Occitan, langue d’oïl, picard, lyonnais, bas-lorrain, poitevin et maintenant catalan... Et sur ces hypothèses, on rajoute des hypothèses (les contingents peut-être fournis par le comte de Barcelone, ce qui explique que la langue soit du catalan... Beau serpent qui se mord la queue
)
Bref, on ne sait pas de quelle langue ce passage en roman est l'ancêtre, et à moins d'une avancée fracassante dans le domaine de la linguistique (toujours possible, ne cédons pas à l'abattement), on est obligé d'en rester à "c'est du latin qui a évolué" et pis c'est tout
Non, je ne suis pas d'accord. Il y a des éléments phonétiques et syntaxiques très clairs qui montrent qu'il s'agit de la
langue d'oïl (picard, poitevin et bas-lorrain en font partie) ou éventuellement du
franco-provençal. La majorité des chercheurs se rangent derrière la première solution et les quelques tenants d'une langue de frontière entre deux domaines linguistiques, c'est-à-dire de dialecte comme le poitevin ou de la langue franco-provençale, se fondent essentiellement sur quelques formes qui semblent aberrantes à première vue pour les dialectes d'oil.
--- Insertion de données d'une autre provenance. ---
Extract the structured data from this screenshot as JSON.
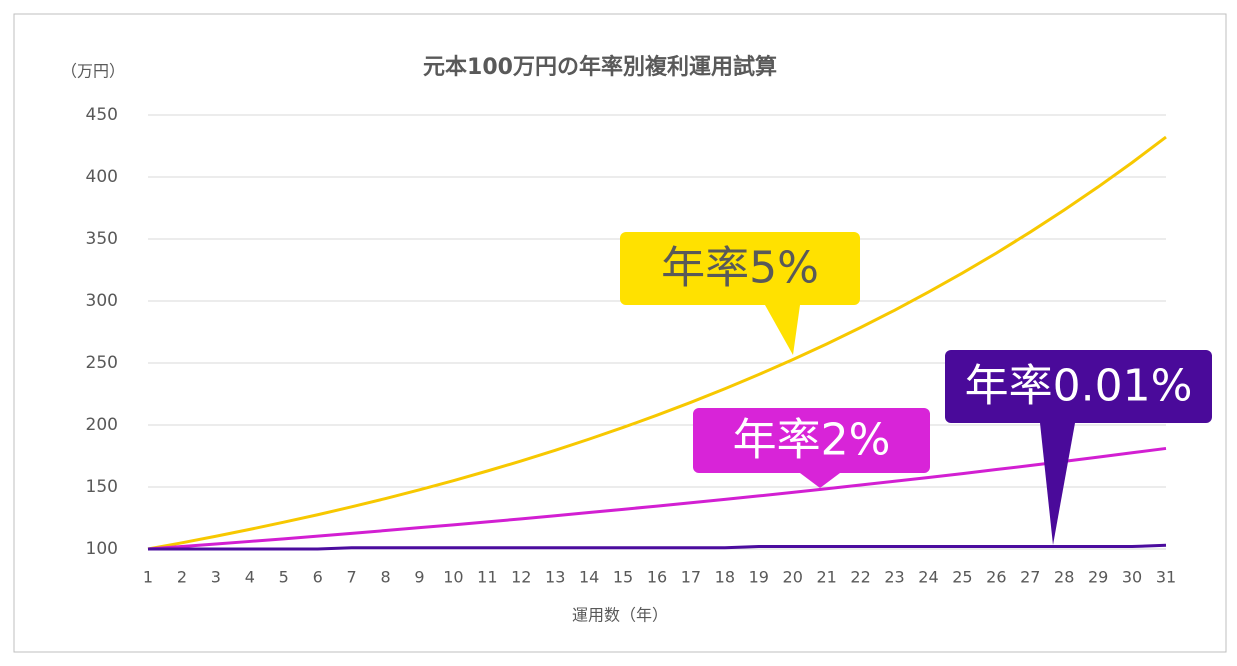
{
  "chart_data": {
    "type": "line",
    "title": "元本100万円の年率別複利運用試算",
    "y_label": "（万円）",
    "x_label": "運用数（年）",
    "categories": [
      "1",
      "2",
      "3",
      "4",
      "5",
      "6",
      "7",
      "8",
      "9",
      "10",
      "11",
      "12",
      "13",
      "14",
      "15",
      "16",
      "17",
      "18",
      "19",
      "20",
      "21",
      "22",
      "23",
      "24",
      "25",
      "26",
      "27",
      "28",
      "29",
      "30",
      "31"
    ],
    "series": [
      {
        "name": "年率5%",
        "color": "#f7c800",
        "values": [
          100,
          105,
          110.3,
          115.8,
          121.6,
          127.6,
          134,
          140.7,
          147.7,
          155.1,
          162.9,
          171,
          179.6,
          188.6,
          198,
          207.9,
          218.3,
          229.2,
          240.7,
          252.7,
          265.3,
          278.6,
          292.5,
          307.2,
          322.5,
          338.6,
          355.6,
          373.4,
          392,
          411.6,
          432.2
        ]
      },
      {
        "name": "年率2%",
        "color": "#d21fd2",
        "values": [
          100,
          102,
          104,
          106.1,
          108.2,
          110.4,
          112.6,
          114.9,
          117.2,
          119.5,
          121.9,
          124.3,
          126.8,
          129.4,
          132,
          134.6,
          137.3,
          140,
          142.8,
          145.7,
          148.6,
          151.6,
          154.6,
          157.7,
          160.8,
          164.1,
          167.3,
          170.7,
          174.1,
          177.6,
          181.1
        ]
      },
      {
        "name": "年率0.01%",
        "color": "#4b0c9e",
        "values": [
          100,
          100,
          100,
          100,
          100,
          100,
          101,
          101,
          101,
          101,
          101,
          101,
          101,
          101,
          101,
          101,
          101,
          101,
          102,
          102,
          102,
          102,
          102,
          102,
          102,
          102,
          102,
          102,
          102,
          102,
          103
        ]
      }
    ],
    "annotation_colors": [
      {
        "box": "#ffe100",
        "text": "#595959"
      },
      {
        "box": "#d824d8",
        "text": "#ffffff"
      },
      {
        "box": "#4a0a9a",
        "text": "#ffffff"
      }
    ],
    "ylim": [
      100,
      450
    ],
    "yticks": [
      100,
      150,
      200,
      250,
      300,
      350,
      400,
      450
    ],
    "grid": true
  }
}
Il faut préalablement rappeler une chose fondamentale : les changements phonétiques sont réguliers et que la graphie ancienne est beaucoup plus proche de la prononciation que ne l'est l'orthographe du français aujourd'hui.
*Si
p latin intervocalique se transforme en
v [v], tous les
p intervocaliques sont concernés (même contexte). C'est le cas ici dans
savir "savoir" du latin
sapere, seuls la
langue d'oil et le franco-provençal ont [v] alors que les autres langues romanes conservent
p (italien
sapere) ou ont
b (occitan, espagnol)
*le
dh de
aiudha,
cadhuna et
Ludhuvig est prononcé comme le
th sourd de l'anglais dans
thatcher et montre que le
d originel intervocalique est en train de s'effacer, ces faits phonétiques avec la date sont bien attestés notamment avec les toponymes relevés à époque ancienne : ainsi le [t] original de
Rotomagus (Rouen) est devenu [d] dans la forme
Rodomo antérieurement au Xe siècle, par la suite ou en même temps on trouve
Rothom, dont le
th =
dh, variante graphique, et qui explique Ruðuborg ou Ruða (ð = th), le nom viking de la ville encore utilisé en islandais moderne, car connu de ces Scandinaves au IX-Xe siècle. Or cet amuissement complet ne s'est produit qu'en
langue d'oil et en franco-provençal, dans les exemples du Serment :
aiudha > ancien français
aïe (cf. la devise médiévale normande
Diex aïe !),
aide est une réfection semi-savante;
cadhuna > ancien français
chaün, cheün “chaque” (alors que l'occitan conserve d =
caduna ; même chose pour
chaine, occ. esp.
cadena, it.
catena). A noter le maintien de
ca- initial au lieu du
cha- che- du français central et du franco-provençal est un trait secondaire, cette évolution n'a pas eu lieu en normand septentrional et en picard
eune caine =
une chaine (
Karle ,
cose également). Quant à Louis :
Ludhuvic >
Luuvi >
Louis (esp.
Luis est un emprunt au français)
*
fazet (≠ ancien occitan
faza, latin
faciat), [au] latin est passé à [o] dans
cosa “chose” (≠ occitan
causa “chose”. En français le mot
cause est un latinisme), la 3ème personne du subjonctif du verbe
être (
*siat en latin vulgaire) est notée
sit (≠ ancien occitan
sia)
*Dernier fait, et non des moindres, le
français est la seule langue romane a utiliser le pronom personnel de manière obligatoire, ici
eo ,
io,
o autres formes de
je, ainsi dans
io pois "je puis" et
o prindrai "je prendrai" (on dit couramment
prindre pour prendre en normand et en picard, je suppose aussi dans d'autres dialectes).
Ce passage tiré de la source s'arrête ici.